8. The method according to claim 1, characterized in that, The step (4) involves inputting the key network status information and the latent variables into the policy network, and outputting a cross-layer joint anti-interference decision action that includes physical layer operating waveforms, operating frequency selection, and network layer routing selection. Its implementation includes: 4a) After the communication node enters an unknown interference environment, collect key network status information of the current scenario, and at the same time collect a small amount of environmental interaction data from 5 to 10 time slots to accumulate context trajectory data. The input is fed into the contextual reasoning network to obtain the new scene feature vector. ; 4b) Combine the current scenario's key network status information with... After being concatenated, the data is input into the policy network. The physical layer decision branch in the policy network outputs the working waveform and working frequency of the physical layer, and the network layer routing protocol is output through the network layer decision branch in the policy network.
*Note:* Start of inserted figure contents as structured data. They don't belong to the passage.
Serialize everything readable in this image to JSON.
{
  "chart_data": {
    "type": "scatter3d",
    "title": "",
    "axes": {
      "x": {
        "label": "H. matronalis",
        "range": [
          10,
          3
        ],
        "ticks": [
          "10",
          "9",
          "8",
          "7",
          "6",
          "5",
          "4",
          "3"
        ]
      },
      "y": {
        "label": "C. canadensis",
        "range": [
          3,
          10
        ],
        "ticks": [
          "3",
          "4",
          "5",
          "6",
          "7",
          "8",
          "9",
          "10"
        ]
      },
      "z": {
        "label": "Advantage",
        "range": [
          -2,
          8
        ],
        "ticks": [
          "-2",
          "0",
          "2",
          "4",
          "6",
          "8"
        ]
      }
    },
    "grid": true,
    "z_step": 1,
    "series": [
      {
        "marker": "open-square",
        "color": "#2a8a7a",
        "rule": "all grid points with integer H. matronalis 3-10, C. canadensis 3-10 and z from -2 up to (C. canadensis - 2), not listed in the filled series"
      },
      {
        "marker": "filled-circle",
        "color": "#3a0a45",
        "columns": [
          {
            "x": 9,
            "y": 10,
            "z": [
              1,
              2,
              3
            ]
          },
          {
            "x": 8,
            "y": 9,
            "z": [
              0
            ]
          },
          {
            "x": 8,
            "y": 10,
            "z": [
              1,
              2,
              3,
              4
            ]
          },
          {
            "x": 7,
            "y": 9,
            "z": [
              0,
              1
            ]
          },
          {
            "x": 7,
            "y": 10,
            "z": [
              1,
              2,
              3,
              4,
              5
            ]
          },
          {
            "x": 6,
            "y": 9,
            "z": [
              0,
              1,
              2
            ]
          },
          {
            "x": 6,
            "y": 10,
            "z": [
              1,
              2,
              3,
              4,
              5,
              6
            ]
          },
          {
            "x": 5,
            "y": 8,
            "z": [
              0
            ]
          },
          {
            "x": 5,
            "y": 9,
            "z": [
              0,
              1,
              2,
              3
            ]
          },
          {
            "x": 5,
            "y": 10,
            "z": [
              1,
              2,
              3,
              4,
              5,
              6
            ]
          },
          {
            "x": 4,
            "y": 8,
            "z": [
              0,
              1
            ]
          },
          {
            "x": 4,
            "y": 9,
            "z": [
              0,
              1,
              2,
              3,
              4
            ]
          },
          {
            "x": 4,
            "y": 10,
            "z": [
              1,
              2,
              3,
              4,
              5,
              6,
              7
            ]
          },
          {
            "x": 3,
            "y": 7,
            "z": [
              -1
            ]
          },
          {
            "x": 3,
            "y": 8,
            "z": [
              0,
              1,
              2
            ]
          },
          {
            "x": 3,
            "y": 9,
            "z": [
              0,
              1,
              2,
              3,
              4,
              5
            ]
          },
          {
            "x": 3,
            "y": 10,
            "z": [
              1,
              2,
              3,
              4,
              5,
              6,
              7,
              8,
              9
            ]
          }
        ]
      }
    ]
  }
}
9. A fast-converging, networked, anti-interference decision-making system for wireless ad hoc networks, characterized in that, include: The key status information filtering module is used to output a set of key network status information. The scenario building module is used to combine different interference modes and network configurations to model task scenarios. The data acquisition module is used to collect state-action-reward trajectory data in various scenarios, divide it into support sets and query sets according to preset ratios, and store them. The scene feature inference module is used to extract aggregated features from the historical trajectories of the support set, output the Gaussian distribution parameters of the scene-specific features, and then obtain the specific feature variables that characterize the features of the interference scene through reparameterized sampling. The online adaptive decision-making module is used to output cross-layer joint anti-interference actions and issue them for execution.
10. The system according to claim 9, characterized in that, The latent variable inference module includes: The feature extraction submodule is used to input the supported centralized trajectory data into a multi-layer fully connected network, perform parallel feature encoding on single-step interaction samples, and obtain the corresponding intermediate feature representations; The context aggregation submodule is used to perform average pooling on the intermediate feature representation output by the feature extraction submodule to obtain a global context feature representation that is independent of the trajectory order. The scene feature parameter output submodule is used to output the mean and variance parameters of the scene features based on the global context features, and to construct a Gaussian distribution representation of the interference scene. The scene feature sampling submodule is used to generate feature variables that characterize the current scene based on the Gaussian distribution parameters through a reparameterized sampling method.
11. The system according to claim 9, characterized in that, The online adaptive decision-making module includes: The status information acquisition submodule is used to collect key network status information at the current moment after a communication node enters an unknown interference environment. The online scene feature inference submodule is used to collect a small amount of environmental interaction trajectory data within a preset number of time slots, and input the trajectory data into the scene feature inference module to generate the proprietary feature parameters corresponding to the current scene. The strategy decision submodule is used to concatenate the key networking status information with the proprietary feature parameters, input them into the strategy network, and output cross-layer joint anti-interference decision results.